Some of us at Cinema Politica knew Magnus personally, as he was a fixture at Cinema Politica Concordia screenings on Monday nights, where on some occasions we screened the Swedish-born director’s own works. He was a skilled photographer with experience producing television before moving into non-fiction cinema. Magnus had an unwavering moral compass, and would not mince words when he thought a film had problematic ethics or politics. His commitment to documentary filmmaking manifested as Marc Glassman has noted, as a “way of life” and was equally matched by his dedication to the issues and people featured in his work - amounting to nearly twenty films in total.
We are therefore honoured to be releasing some key works and classics from this important Canadian director online, for the first time. From labour to natural resources, from Indigenous communities grappling with hydro dams to art activists provoking with “socially acceptable acts of terrorism,” from the Raging Grannies to a choir formed by homeless men - Cinema Politica’s Magnus Isacsson Collection will engage and rouse audiences with tales of struggle, resistance, justice, art and activism.

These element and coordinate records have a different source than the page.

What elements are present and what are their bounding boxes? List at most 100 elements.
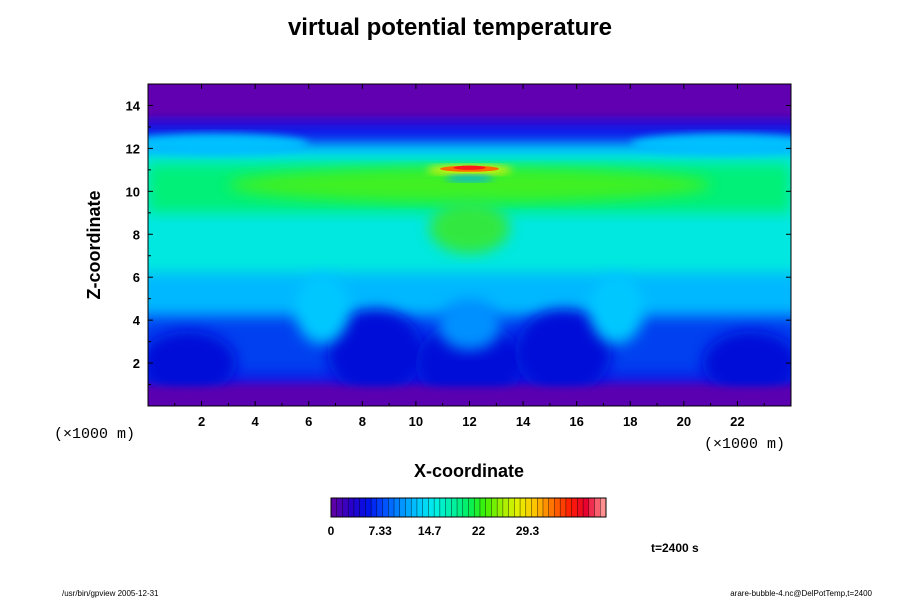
y-unit-label: (×1000 m) [704,436,785,453]
field-top-purple [148,84,791,115]
colorbar-cell [474,498,481,517]
colorbar-cell [583,498,590,517]
colorbar-ticks: 0 7.33 14.7 22 29.3 [328,524,540,538]
colorbar-cell [594,498,601,517]
colorbar-tick-label: 7.33 [368,524,392,538]
field-hot-red [453,165,486,170]
y-tick-label: 6 [133,270,140,285]
y-axis-label: Z-coordinate [84,190,104,299]
field-plume-mid [437,298,502,351]
colorbar-cell [342,498,349,517]
colorbar-cell [457,498,464,517]
field-right-arc [630,133,791,155]
colorbar-cell [548,498,555,517]
colorbar-cell [434,498,441,517]
colorbar-cell [336,498,343,517]
colorbar-cell [554,498,561,517]
colorbar-cell [491,498,498,517]
colorbar-cell [468,498,475,517]
colorbar-cell [371,498,378,517]
x-tick-label: 16 [569,414,583,429]
x-tick-label: 22 [730,414,744,429]
x-tick-label: 12 [462,414,476,429]
heatmap-field [148,84,791,406]
colorbar-cell [439,498,447,517]
field-bottom-dark-1 [327,309,424,396]
footer-right: arare-bubble-4.nc@DelPotTemp,t=2400 [730,589,872,598]
colorbar [330,497,607,518]
colorbar-cell [416,498,424,517]
y-tick-label: 14 [126,98,141,113]
colorbar-cell [388,498,395,517]
colorbar-cell [394,498,401,517]
field-left-arc [148,133,309,155]
x-tick-label: 4 [252,414,260,429]
colorbar-cell [588,498,596,517]
x-tick-label: 8 [359,414,366,429]
field-plume-left [295,275,349,344]
colorbar-cell [348,498,355,517]
colorbar-cell [485,498,492,517]
colorbar-tick-label: 14.7 [418,524,442,538]
field-bottom-dark-4 [148,330,237,396]
colorbar-cell [445,498,452,517]
colorbar-cell [514,498,521,517]
x-tick-label: 10 [409,414,423,429]
colorbar-cell [411,498,418,517]
time-label: t=2400 s [651,541,699,555]
colorbar-cell [537,498,544,517]
colorbar-cell [560,498,567,517]
colorbar-tick-label: 29.3 [516,524,540,538]
colorbar-cell [531,498,538,517]
field-plume-right [590,275,644,344]
colorbar-cell [382,498,389,517]
y-tick-label: 4 [133,313,141,328]
field-bottom-dark-2 [415,320,524,406]
colorbar-cell [479,498,487,517]
x-tick-label: 18 [623,414,637,429]
colorbar-cell [451,498,458,517]
x-axis-label: X-coordinate [414,461,524,481]
footer-left: /usr/bin/gpview 2005-12-31 [62,589,159,598]
colorbar-cell [520,498,527,517]
chart-title: virtual potential temperature [287,14,613,41]
colorbar-cell [365,498,372,517]
colorbar-tick-label: 0 [328,524,335,538]
colorbar-cell [428,498,435,517]
colorbar-cell [525,498,533,517]
y-tick-label: 12 [126,141,140,156]
colorbar-cell [502,498,510,517]
colorbar-cell [405,498,412,517]
x-tick-label: 6 [305,414,312,429]
colorbar-cell [376,498,384,517]
colorbar-cell [497,498,504,517]
colorbar-cell [353,498,361,517]
colorbar-cell [508,498,515,517]
y-tick-label: 8 [133,227,140,242]
x-tick-label: 20 [677,414,691,429]
y-tick-label: 10 [126,184,140,199]
y-axis: 2 4 6 8 10 12 14 [126,98,791,386]
x-axis: 2 4 6 8 10 12 14 16 18 20 22 [174,84,765,429]
colorbar-cell [422,498,429,517]
colorbar-cell [399,498,406,517]
colorbar-cell [331,498,338,517]
colorbar-cell [577,498,584,517]
colorbar-cell [542,498,550,517]
x-tick-label: 14 [516,414,531,429]
y-tick-label: 2 [133,356,140,371]
colorbar-cell [359,498,366,517]
field-bottom-dark-5 [702,330,791,396]
colorbar-cell [462,498,469,517]
colorbar-frame [330,497,607,518]
field-hot-under [445,175,494,182]
colorbar-tick-label: 22 [472,524,486,538]
colorbar-cell [571,498,578,517]
field-bottom-dark-3 [515,309,612,396]
field-upper-green [228,167,711,203]
x-tick-label: 2 [198,414,205,429]
field-center-green [429,202,510,254]
colorbar-cell [600,498,607,517]
x-unit-label: (×1000 m) [54,426,135,443]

In a POV interview with Glassman, Magnus said: “I have always looked for dramatic stories, which bring up important social and political issues…and I’m looking to understand all the complexities.” We believe CP’s Magnus Isacsson Collection highlights some of the filmmaker’s best works: films that deftly explore complex issues with a keen sensitivity for both the poetics and the politics in a myriad of social issues entangled in the lives of people and communities. Long after Magnus would finish a film he would continue to nourish relationships forged during filmmaking - an ethically-minded relational practice of representation that is so often missing from adventures in documentary. We invite you to embark on your own adventure, through Magnus’s films, and hope you forge your own relationship with the films, the issues, the people and the communities forever commemorated in Magnus Isacsson’s commanding creations.